En 1929, elle rencontre Sartre; ils ne se quitterons plus, et formeront un couple pas comme les autrres, avec de l'audace et de la provocation.

Cette détermination qui caractérise Simone de Beauvoir, cette volonté de se construire soi-même, d'en accepter tous les risques, de "vouloir tant!", quel contraste avec les attitudes de ceux qui passent leur vie à ne pas savoir quoi faire de leur vie.

Et bien sûr, aussi, quand on parle de vie, on parle de mort.

L'expérience de la Collaboration sera l'occasion de cette réflexion pour Simone de Beauvoir, au moment de la Libération, en 1944 :

" Tant de coups reçus : aucun ne m'avait fracassée.

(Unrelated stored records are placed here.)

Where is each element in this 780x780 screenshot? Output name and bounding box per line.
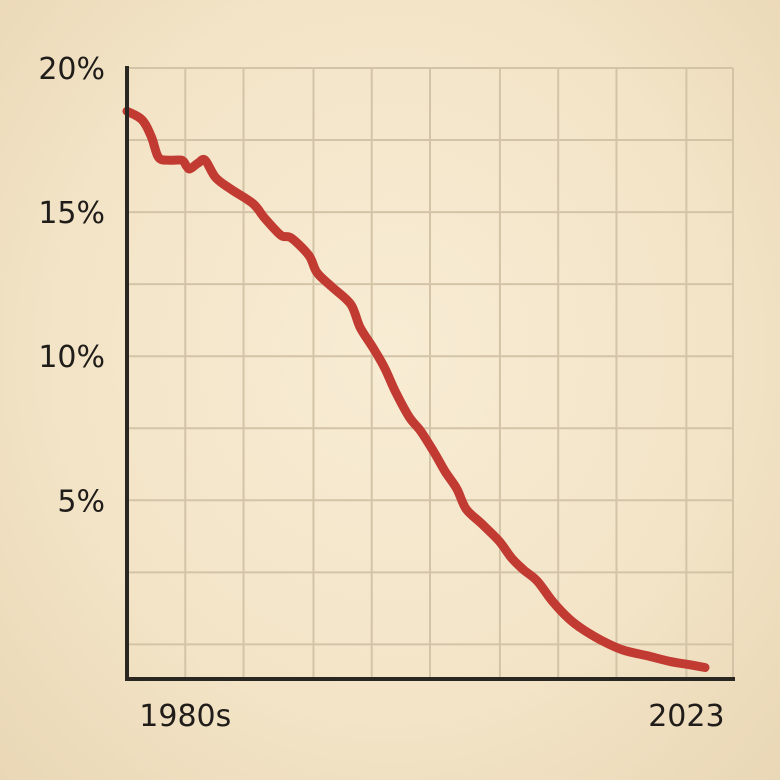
axes — [125, 66, 735, 681]
gridlines — [126, 67, 734, 679]
y-tick-label: 5% — [57, 484, 105, 519]
x-tick-label: 1980s — [139, 699, 231, 734]
y-tick-label: 15% — [38, 196, 105, 231]
series-layer — [122, 106, 710, 672]
y-tick-label: 20% — [38, 52, 105, 87]
x-tick-label: 2023 — [648, 699, 724, 734]
y-tick-label: 10% — [38, 340, 105, 375]
tick-labels: 20% 15% 10% 5% 1980s 2023 — [38, 52, 724, 734]
series-line-rate — [122, 106, 710, 672]
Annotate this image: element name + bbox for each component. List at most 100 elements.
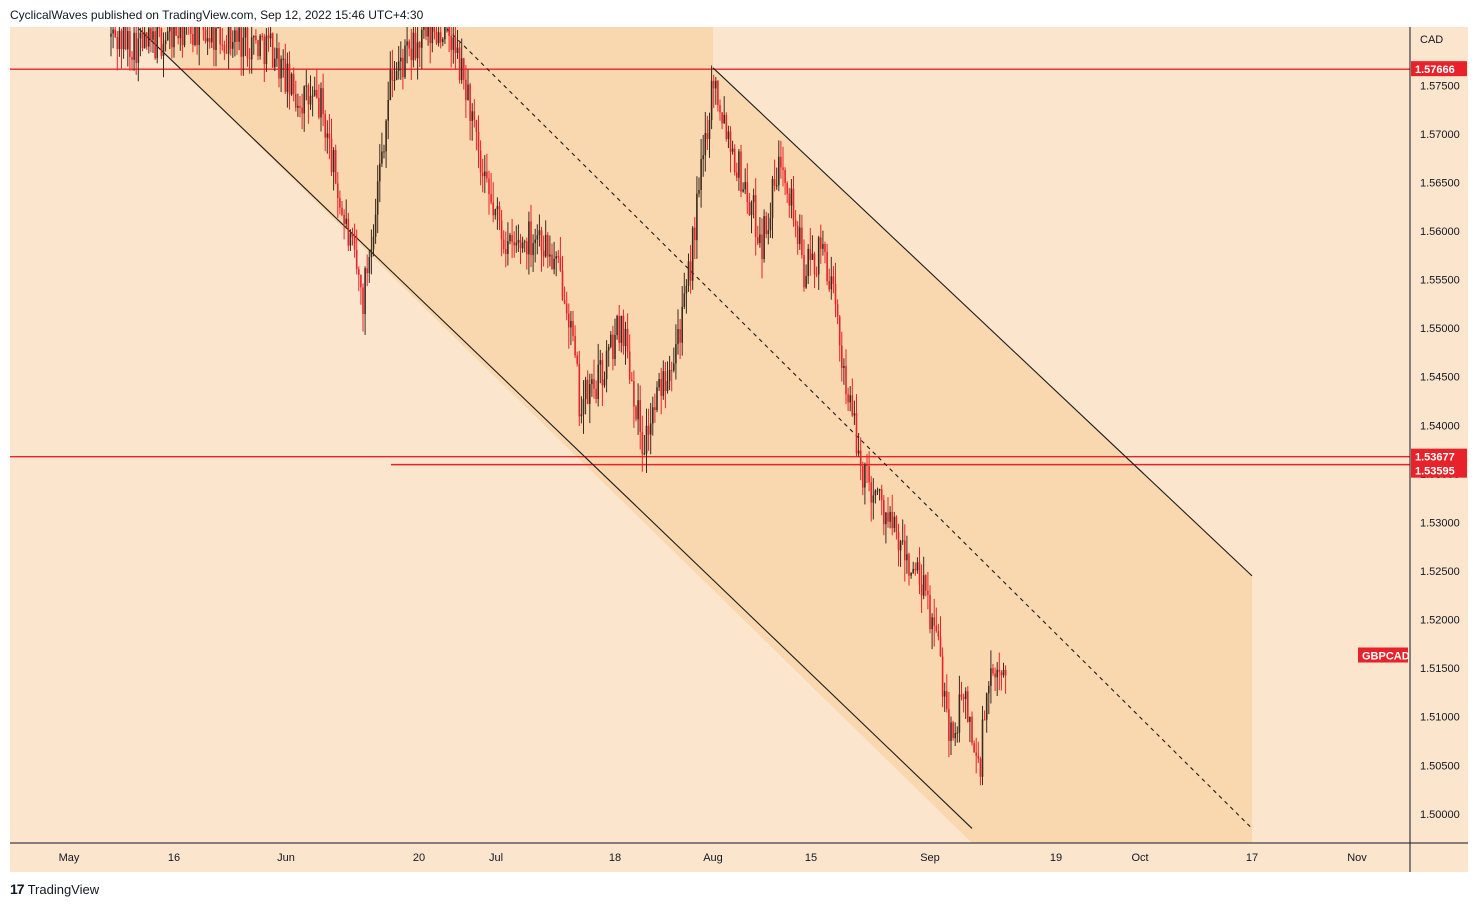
- candle-body: [675, 344, 677, 364]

Je survivais, et même j'étais indemne. En dépit de toutes ces morts derrière moi, je me rétablissais dans le bonheur".

" Quelle insouciance, quelle inconsistance ! J'avais honte pour eux tout en ayant honte de moi". Cette honte, c'est celle d'être le survivant en ayant vu mourir les autres. Cela déclenchera pour elle un engagement politique qui va devenir de plus en plus fort.

En repensant aux absents, ceux qui ont disparus, elle évoque l'oubli, et finit sur :

" Un jour, cet absent, cet oublié, ce sera moi".

Aprés avoir crû, jeune, à une immortalité, Simone de Beauvoir va introduire la mort dans son projet. On retrouve ces thèmes dans cet essai de 1944, dont j'ai déjà parlé : " sans la mort, il ne saurai y avoir de projets ni de valeurs". Elle écrit ce livre en trois mois; motivé par la prise de conscience que "tout projet est une action", et implique de "consentir" à la violence.Elle dira elle-même qu'elle a découvert que son sort était "lié à celui de tous".Et c'est en 1946 qu'elle publie un roman sur le même thème, " Tous les hommes sont mortels", qui met en scène un immortel qui se rend compte que "seul un être éphémère est capable de trouver de l'absolu dans le temps".

Relire le parcours de Simone de Beauvoir, et surtout sa montée en puissance dans ces années d'avant-guerre et de la guerre (après 1944, ce sera la révélation, les oeuvres majeures qui la rendront célèbre, les engagements politiques; mais tout ce qui se passe dans ces premières années éclaire ce parcours avec finesse), c'est retrouver, grâce au travail de Danièle Sallenave, des questions philosophiques essentielles, mises en pratique dans une vie.

C'est aussi parcourir et méditer, au travers de cette vie, sur tout ce qui a constitué le vingtième siècle. De quoi nous donner aussi à réfléchir à nos propres destins et à ce XXIème siècle qui ne fait que commencer..

Aprés avoir parcouru le futur avec Alvin Toffler, quoi de mieux que de parcourir le siècle passé avec Simone de Beauvoir et Danièle Sallenave.

Décidément ces vacances d'août grâce à de telles lectures, permettent de faire de trés grands voyages dans le temps et de nourrir ses convictions...ou de les changer.